14. (388) ASSAYS FOR GEL-BASED, SENSITIVE SCREENING OF REPRODUCIBLE DIFFERENCES IN CYTOSOLIC PROTEOMES BY COMPLEMENTARY, CELL-FREE REACTIONS LABELLING PROTEINS WITH NUCLEOTIDES. INFECTED MACROPHAGES AS MODEL

ASENSIO CRISTIAN JORGE ALEJANDRO; RODOLFO C GARCÍA

virtual

Congreso; REUNIÓN DE SOCIEDADES DE BIOCIENCIAS 2020; 2020

SAIC , SAI, SAFIS

AIMS: To optimize several conditions for novel, complementary biochemical assays allowing the screening of proteome differences between cell treatments by using cell-free, in vitro radiolabeling assays outperforming Coomassie and silver staining in sensitivity. METHODS: As model, macrophages were cultured and stimulated/ infected or not with different treatments, bacteria, lipopeptides and times. Sub-fractionated cytosols were incubated in parallel with different radiolabeled nucleotides and a large battery of combinatorial reaction components, additives and conditions. Cell-free reactions were separated in 1D and 2D gels comparing proteome profiles by staining versus radiolabeling, analyzing effects of reaction components and culture conditions. The sample size was 3-6 and 4-9 for each reaction and culture condition, respectively. After systematic iteration, we selected the reactions detecting infection time-dependent proteome differences with 90-100 % reproducibility and >20 % dysregulated level. RESULTS: The assays were versatile, robust and suited for cytosols, detecting different complementary proteome profiles depending on the in vitro labelling covalent linkage (phosphorylation, nucleotidylylation, ribosylation, AMPylation). Nucleotides labeled in gama or alpha phosphate worked differently.

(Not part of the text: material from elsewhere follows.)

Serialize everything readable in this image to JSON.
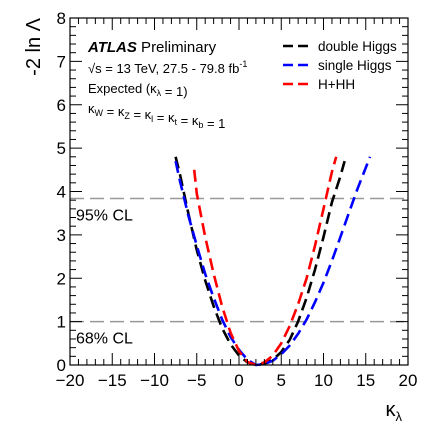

In vivo phosphorylations were evidenced by coupled phosphatase assays (in vivo sites were excluded from reactions unless dephosphorylated). Intentionally phosphorylating non-physiologic sites unoccupied in cells some proteins were labeled reproducibly, regardless of culture conditions, sensitively quantitating their expression level. Proteome radiolabeling outperformed staining in sensitivity for low-abundance proteins uncovering 5 novel, reproducibly altered proteins with time-dependent up-/down-regulation. CONCLUSION: the assays uncovered new markers and pathways of innate immune respons responses, one having a novel PTM and possible uses in vaccine/adjuvant testing and infectology.